Stayawayfromitsmouth Sun 24-Feb-19 22:34:59

Unless he was running about, knocking things and people over, making loud annoying noises and/or made a massive mess then the server was being an arse.
From your description he sounded like he was very well behaved .
My nearly 3yo likes to finish off my tea.

user1473878824 Sun 24-Feb-19 22:35:54

Honestly when you’re saying “aimed” it makes it sound like it was a remark about badly behaved children rather then ‘control your son’, and would have been aimed at the other boy - are you maybe just feeling a bit over sensitive about it?

Catinthetwat Sun 24-Feb-19 22:40:20

Sometimes people who don't have children have a completely unrealistic idea of what children are actually like. Ime once children turn 3, folk don't think they should be crying, ever, about anything. Which is not the reality at all. Ignore the judgement of others as best you can.

On the other had, as pp suggested, is it possible you are not noticing some of his behaviour because you're used to it. What's good behaviour in your eyes, isn't to others? I personally find it hard to get the balance right between good behaviour and realistic behaviour.

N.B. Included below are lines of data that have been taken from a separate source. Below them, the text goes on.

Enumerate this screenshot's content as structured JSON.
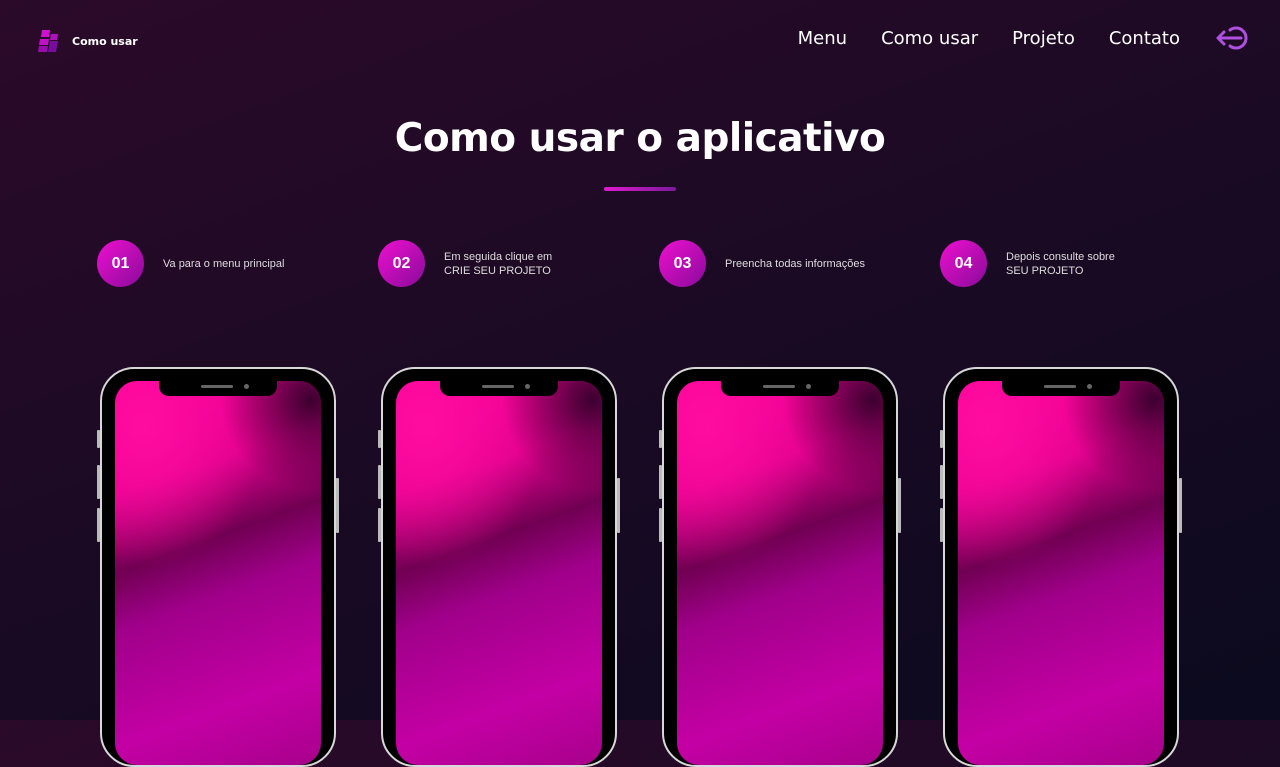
{
  "header": {
    "logo_text": "Como usar",
    "nav": [
      "Menu",
      "Como usar",
      "Projeto",
      "Contato"
    ],
    "exit_icon": "logout-icon"
  },
  "main": {
    "title": "Como usar o aplicativo",
    "steps": [
      {
        "number": "01",
        "text": "Va para o menu principal"
      },
      {
        "number": "02",
        "text": "Em seguida clique em\nCRIE SEU PROJETO"
      },
      {
        "number": "03",
        "text": "Preencha todas informações"
      },
      {
        "number": "04",
        "text": "Depois consulte sobre\nSEU PROJETO"
      }
    ]
  },
  "colors": {
    "accent": "#c010c0",
    "exit": "#b050e0"
  }
}
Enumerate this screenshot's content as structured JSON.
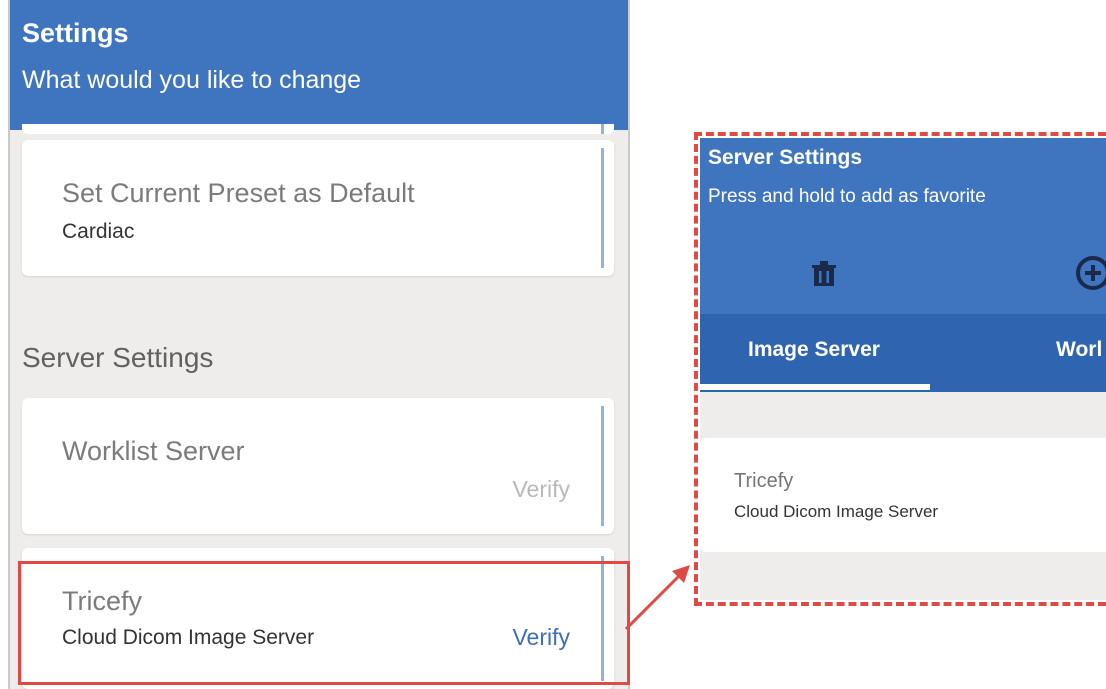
{
  "left": {
    "header": {
      "title": "Settings",
      "subtitle": "What would you like to change"
    },
    "preset_card": {
      "title": "Set Current Preset as Default",
      "value": "Cardiac"
    },
    "section_label": "Server Settings",
    "worklist_card": {
      "title": "Worklist Server",
      "action": "Verify"
    },
    "tricefy_card": {
      "title": "Tricefy",
      "subtitle": "Cloud Dicom Image Server",
      "action": "Verify"
    }
  },
  "zoom": {
    "header": {
      "title": "Server Settings",
      "subtitle": "Press and hold to add as favorite"
    },
    "toolbar": {
      "delete_icon": "trash-icon",
      "add_icon": "plus-circle-icon"
    },
    "tabs": [
      {
        "label": "Image Server",
        "active": true
      },
      {
        "label": "Worl",
        "active": false
      }
    ],
    "card": {
      "title": "Tricefy",
      "subtitle": "Cloud Dicom Image Server"
    }
  },
  "colors": {
    "header_blue": "#3f74bf",
    "tab_blue": "#2f65b0",
    "highlight_red": "#e04a45",
    "verify_active": "#3d6fb9",
    "verify_inactive": "#b9b9b9",
    "background_gray": "#efedec"
  }
}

It's a constant learning curve smile

Xmasbaby11 Sun 24-Feb-19 22:40:48

That sounds tough op. My dd is 7 and has asd. It is harder as they get older and still have toddler tantrums. I think you will have to try to take comments in your stride. I would have probably said something like, I know, it's typical isn't it - he's been so good all day. If you feel a response is needed.

I have a younger dd who is NT who occasionally acts up, but it's much easier for me to disregard negative comments because I don't worry about her behaviour generally. If your ds had a good day overall, take comfort in that.